While you can't avoid this regular bodily function, there are things you can do to save yourself from potential problems (like avoiding Mexican drive–through after midnight) and keep everything working as intended.
In the same way, you can take steps to manage the amount of hair your dog sheds.
While they won't stop your dog's coat from shedding entirely, healthcare and hygiene routines can greatly reduce the amount of hair you have left on your hands . . . and carpet . . . and sofa . . .you get the picture.
Good in, good out
I remember my mother repeating this phrase whenever I whined about seeing green, fiber-filled vegetables on my dinner plate as a child. But mom was right about the body needing good foods to function at its best, and the same is true for dogs and their bodies.

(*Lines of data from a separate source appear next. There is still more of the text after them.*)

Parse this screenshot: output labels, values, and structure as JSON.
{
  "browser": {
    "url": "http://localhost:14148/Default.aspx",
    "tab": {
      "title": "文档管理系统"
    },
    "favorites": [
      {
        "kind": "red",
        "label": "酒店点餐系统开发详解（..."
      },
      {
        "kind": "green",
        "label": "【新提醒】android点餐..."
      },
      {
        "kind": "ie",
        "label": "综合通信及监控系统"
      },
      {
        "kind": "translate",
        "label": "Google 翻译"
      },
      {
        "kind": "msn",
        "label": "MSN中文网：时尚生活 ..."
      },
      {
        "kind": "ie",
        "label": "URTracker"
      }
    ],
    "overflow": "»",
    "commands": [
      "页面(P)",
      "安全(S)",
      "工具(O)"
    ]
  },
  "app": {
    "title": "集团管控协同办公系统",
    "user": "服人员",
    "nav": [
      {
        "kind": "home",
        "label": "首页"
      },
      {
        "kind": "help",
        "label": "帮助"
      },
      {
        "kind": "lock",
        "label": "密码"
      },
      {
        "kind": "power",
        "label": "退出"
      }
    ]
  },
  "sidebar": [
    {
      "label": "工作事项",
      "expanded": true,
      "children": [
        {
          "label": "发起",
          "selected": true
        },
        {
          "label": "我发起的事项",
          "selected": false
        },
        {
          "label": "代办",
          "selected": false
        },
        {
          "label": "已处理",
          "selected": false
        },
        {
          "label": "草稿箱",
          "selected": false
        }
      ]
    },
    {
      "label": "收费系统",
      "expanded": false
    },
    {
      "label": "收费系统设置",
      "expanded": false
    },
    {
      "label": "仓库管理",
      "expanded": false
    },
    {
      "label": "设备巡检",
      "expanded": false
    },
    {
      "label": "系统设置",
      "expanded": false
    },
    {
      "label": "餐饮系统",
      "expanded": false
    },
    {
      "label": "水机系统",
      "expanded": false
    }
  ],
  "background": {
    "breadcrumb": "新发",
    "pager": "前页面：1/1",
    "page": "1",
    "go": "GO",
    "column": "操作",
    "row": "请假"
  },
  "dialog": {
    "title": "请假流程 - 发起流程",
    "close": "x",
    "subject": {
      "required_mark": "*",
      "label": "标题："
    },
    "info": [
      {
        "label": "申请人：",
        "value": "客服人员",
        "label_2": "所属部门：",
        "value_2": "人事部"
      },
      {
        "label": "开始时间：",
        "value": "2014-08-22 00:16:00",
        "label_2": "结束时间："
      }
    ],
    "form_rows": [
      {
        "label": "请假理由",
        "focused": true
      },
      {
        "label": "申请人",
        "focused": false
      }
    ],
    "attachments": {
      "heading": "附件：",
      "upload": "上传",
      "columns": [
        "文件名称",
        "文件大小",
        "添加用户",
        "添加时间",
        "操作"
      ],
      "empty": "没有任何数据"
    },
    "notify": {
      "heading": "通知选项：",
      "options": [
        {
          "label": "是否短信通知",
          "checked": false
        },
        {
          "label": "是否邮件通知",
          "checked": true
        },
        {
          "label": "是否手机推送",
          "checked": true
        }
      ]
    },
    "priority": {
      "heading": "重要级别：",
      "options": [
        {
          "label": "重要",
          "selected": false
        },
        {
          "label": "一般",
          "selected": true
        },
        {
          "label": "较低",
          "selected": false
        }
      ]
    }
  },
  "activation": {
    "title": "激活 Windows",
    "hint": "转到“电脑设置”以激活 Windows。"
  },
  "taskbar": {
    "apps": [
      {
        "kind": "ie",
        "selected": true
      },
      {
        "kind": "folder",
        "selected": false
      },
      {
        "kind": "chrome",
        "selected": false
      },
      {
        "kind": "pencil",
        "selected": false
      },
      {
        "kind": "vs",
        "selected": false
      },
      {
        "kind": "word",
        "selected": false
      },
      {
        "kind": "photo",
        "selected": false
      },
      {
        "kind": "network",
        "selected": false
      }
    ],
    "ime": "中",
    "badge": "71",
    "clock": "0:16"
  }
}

Your dog’s skin health is greatly impacted by his diet. Check nutrition labels for ingredients that promote skin and coat health, such as poultry fat, fish oil, biotin, copper, and zinc. Also, consider your dog’s age, activity routine, and any other special conditions as indicated by your veterinarian.
Don’t withhold water.
Life can get hectic, and your work schedule may require Sparky to stay home alone for several hours at a time, but he should always have access to clean water. He may be potty trained and crate trained, but it seems cruel to leave your dog home alone with a bowl of water and expect him to hold it all in until you return. On the other hand, rationing water can negatively affect a dog’s skin and coat.
If you have a backyard, a pet door can make things easier on your dog (and his bladder) while you’re away. Some dogs can actually be litter trained if their owners train them properly. Also, while professional walkers and sitters can be indispensable for owners living in the city, their services aren’t cheap, so potential dog owners in urban areas should make sure they provide for all of a dog's needs before buying or adopting one.
Try supplementing key nutrients.
If your dog eats high-quality food but still has problems with excessive shedding, he may not be absorbing enough vitamins and nutrients from his food. If this is the case, supplements can help his body retain what’s being lost during the digestive process.
There are literally thousands of pet supplement brands and product variations on the market, which can make picking the right ones seem a little overwhelming. Here are three supplements that have helped my dogs maintain healthy coats over the years:
Vet's Best Healthy Coat Shed + Itch Chewable Tablets
Nutri-Vet Shed Defense Natural Smoke Flavored Soft Chews
Petlabs 360 Shed No More Chewable Tablets
Although my dogs benefited from these products, all dogs are different. Consult your veterinarian before giving these or any other supplements to your pet.
Give your dog a bath.
Bathing your dog regularly will keep his skin and coat free of dirt and loose coat hair. A clean coat and healthy skin will reduce itching, which will then lead to less scratching and shedding. For the same reason, protect your dog from fleas and ticks to protect against the fur loss that comes with constant scratching. Also, regular brushing lets you to remove loose hair in a controlled area, which will keep much of it out of your home.